さよならの手紙
前略
突然ですが、私、あなたを卒業することにしました。
あなたはいつでも甘くて優しくて。
どんな時も変わらず、私を癒してくれたね。
ときどきはちょっぴりしつこく思うこともあったけど。
そんなあなたが大好きでした。
もちろん今でも好きだよ。だけど、甘えてばかりもいられないよね。
だから今日を限りに、あなたとは縁を切るつもりです。
今までありがとう。さようなら。
次に会う時はきっと、もっといい女になってるからね。
20××年12月20日
* * * * *
「……うん。違うんだよ。これはその、決意表明いうか」
「それはまあ、一応わかるんだけどね……」
3ヶ月前に書いた例の手紙を妹に見られた。
ひらひらと紙を揺らしながら、妹は完全にあきれ顔だ。
「だけどお姉ちゃんさ。結局のとこぜんっぜん、卒業できてないよね?」
「うぅっ」
「いくらプチダイエット成功したからってさ。まだ3ヶ月だよ? リバウンドするよ?」
返す言葉もございません。
私は首をすくめた。
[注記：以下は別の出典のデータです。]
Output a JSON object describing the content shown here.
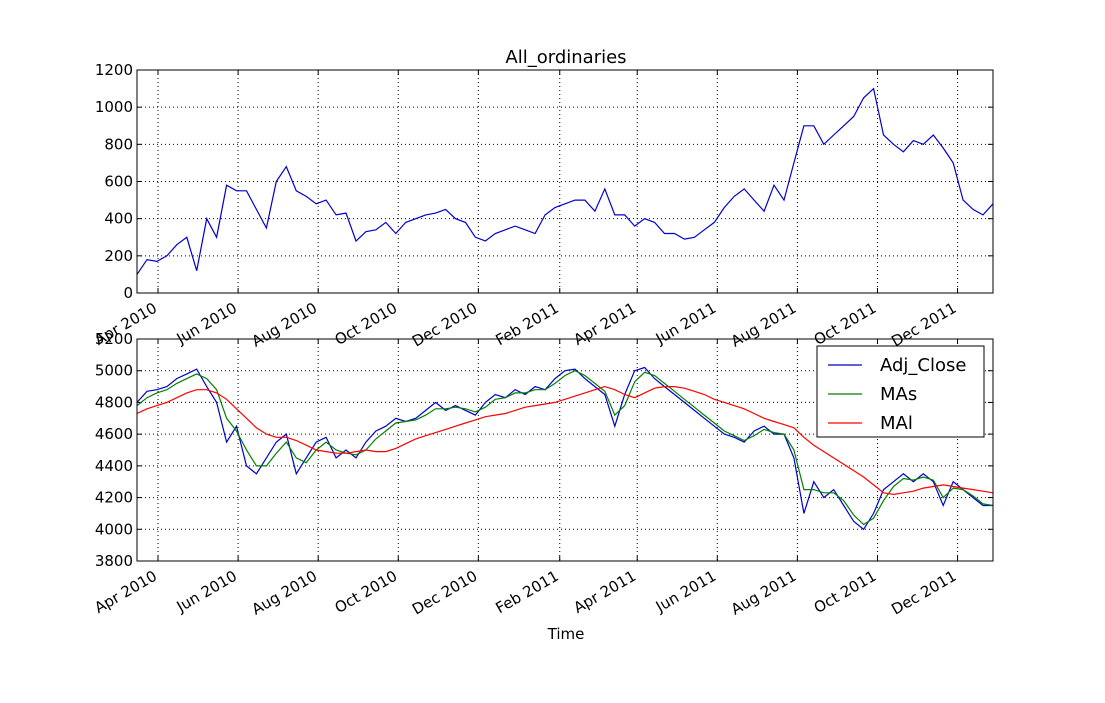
{
  "chart_data": [
    {
      "type": "line",
      "title": "All_ordinaries",
      "xlim": [
        "2010-03-16",
        "2011-12-28"
      ],
      "xticks": [
        {
          "value": "2010-04",
          "label": "Apr 2010"
        },
        {
          "value": "2010-06",
          "label": "Jun 2010"
        },
        {
          "value": "2010-08",
          "label": "Aug 2010"
        },
        {
          "value": "2010-10",
          "label": "Oct 2010"
        },
        {
          "value": "2010-12",
          "label": "Dec 2010"
        },
        {
          "value": "2011-02",
          "label": "Feb 2011"
        },
        {
          "value": "2011-04",
          "label": "Apr 2011"
        },
        {
          "value": "2011-06",
          "label": "Jun 2011"
        },
        {
          "value": "2011-08",
          "label": "Aug 2011"
        },
        {
          "value": "2011-10",
          "label": "Oct 2011"
        },
        {
          "value": "2011-12",
          "label": "Dec 2011"
        }
      ],
      "ylim": [
        0,
        1200
      ],
      "yticks": [
        0,
        200,
        400,
        600,
        800,
        1000,
        1200
      ],
      "grid": true,
      "series": [
        {
          "color": "#0000cc",
          "values": [
            100,
            180,
            170,
            200,
            260,
            300,
            120,
            400,
            300,
            580,
            550,
            550,
            450,
            350,
            600,
            680,
            550,
            520,
            480,
            500,
            420,
            430,
            280,
            330,
            340,
            380,
            320,
            380,
            400,
            420,
            430,
            450,
            400,
            380,
            300,
            280,
            320,
            340,
            360,
            340,
            320,
            420,
            460,
            480,
            500,
            500,
            440,
            560,
            420,
            420,
            360,
            400,
            380,
            320,
            320,
            290,
            300,
            340,
            380,
            460,
            520,
            560,
            500,
            440,
            580,
            500,
            700,
            900,
            900,
            800,
            850,
            900,
            950,
            1050,
            1100,
            850,
            800,
            760,
            820,
            800,
            850,
            780,
            700,
            500,
            450,
            420,
            480
          ]
        }
      ]
    },
    {
      "type": "line",
      "x_label": "Time",
      "xlim": [
        "2010-03-16",
        "2011-12-28"
      ],
      "xticks": [
        {
          "value": "2010-04",
          "label": "Apr 2010"
        },
        {
          "value": "2010-06",
          "label": "Jun 2010"
        },
        {
          "value": "2010-08",
          "label": "Aug 2010"
        },
        {
          "value": "2010-10",
          "label": "Oct 2010"
        },
        {
          "value": "2010-12",
          "label": "Dec 2010"
        },
        {
          "value": "2011-02",
          "label": "Feb 2011"
        },
        {
          "value": "2011-04",
          "label": "Apr 2011"
        },
        {
          "value": "2011-06",
          "label": "Jun 2011"
        },
        {
          "value": "2011-08",
          "label": "Aug 2011"
        },
        {
          "value": "2011-10",
          "label": "Oct 2011"
        },
        {
          "value": "2011-12",
          "label": "Dec 2011"
        }
      ],
      "ylim": [
        3800,
        5200
      ],
      "yticks": [
        3800,
        4000,
        4200,
        4400,
        4600,
        4800,
        5000,
        5200
      ],
      "grid": true,
      "legend": "upper right",
      "series": [
        {
          "name": "Adj_Close",
          "color": "#0000cc",
          "values": [
            4800,
            4870,
            4880,
            4900,
            4950,
            4980,
            5010,
            4900,
            4800,
            4550,
            4650,
            4400,
            4350,
            4450,
            4550,
            4600,
            4350,
            4450,
            4550,
            4580,
            4450,
            4500,
            4450,
            4550,
            4620,
            4650,
            4700,
            4680,
            4700,
            4750,
            4800,
            4750,
            4780,
            4750,
            4720,
            4800,
            4850,
            4830,
            4880,
            4850,
            4900,
            4880,
            4950,
            5000,
            5010,
            4950,
            4900,
            4850,
            4650,
            4850,
            5000,
            5020,
            4950,
            4900,
            4850,
            4800,
            4750,
            4700,
            4650,
            4600,
            4580,
            4550,
            4620,
            4650,
            4600,
            4600,
            4450,
            4100,
            4300,
            4200,
            4250,
            4150,
            4050,
            4000,
            4100,
            4250,
            4300,
            4350,
            4300,
            4350,
            4300,
            4150,
            4300,
            4250,
            4200,
            4150,
            4150
          ]
        },
        {
          "name": "MAs",
          "color": "#008000",
          "values": [
            4780,
            4830,
            4860,
            4880,
            4920,
            4950,
            4980,
            4950,
            4880,
            4700,
            4620,
            4500,
            4400,
            4400,
            4480,
            4550,
            4450,
            4420,
            4500,
            4550,
            4500,
            4480,
            4470,
            4500,
            4570,
            4620,
            4670,
            4680,
            4690,
            4720,
            4760,
            4760,
            4770,
            4760,
            4740,
            4770,
            4820,
            4830,
            4860,
            4860,
            4880,
            4880,
            4920,
            4970,
            5000,
            4970,
            4920,
            4870,
            4720,
            4780,
            4930,
            4990,
            4970,
            4920,
            4870,
            4820,
            4770,
            4720,
            4670,
            4620,
            4590,
            4560,
            4590,
            4630,
            4610,
            4600,
            4500,
            4250,
            4250,
            4230,
            4230,
            4180,
            4090,
            4030,
            4070,
            4180,
            4270,
            4320,
            4310,
            4330,
            4310,
            4200,
            4260,
            4250,
            4210,
            4160,
            4150
          ]
        },
        {
          "name": "MAl",
          "color": "#ff0000",
          "values": [
            4730,
            4760,
            4780,
            4800,
            4830,
            4860,
            4880,
            4880,
            4860,
            4820,
            4760,
            4700,
            4640,
            4600,
            4580,
            4580,
            4560,
            4530,
            4500,
            4490,
            4480,
            4480,
            4490,
            4500,
            4490,
            4490,
            4510,
            4540,
            4570,
            4590,
            4610,
            4630,
            4650,
            4670,
            4690,
            4710,
            4720,
            4730,
            4750,
            4770,
            4780,
            4790,
            4800,
            4820,
            4840,
            4860,
            4880,
            4900,
            4880,
            4850,
            4830,
            4860,
            4890,
            4900,
            4900,
            4890,
            4870,
            4850,
            4820,
            4800,
            4780,
            4760,
            4730,
            4700,
            4680,
            4660,
            4640,
            4580,
            4530,
            4490,
            4450,
            4410,
            4370,
            4330,
            4280,
            4230,
            4220,
            4230,
            4240,
            4260,
            4270,
            4280,
            4270,
            4260,
            4250,
            4240,
            4230
          ]
        }
      ]
    }
  ]
}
目の前の机には、食べかけのチョコレートが2箱。
「まぁお姉ちゃんにしてはがんばった方じゃないの。知らないけど。
チョコレート断ち、記録3か月とかって」
* * * * *
……追伸。
私はあなたを卒業できませんでした。
もういいの。あなたとは離れられないことがわかったから。
これからも、末永くよろしくね、チョコレート!
草々
短編企画「陽だまりノベルス」参加作品。お題は「卒業、そして」ただし「恋愛禁止」でした。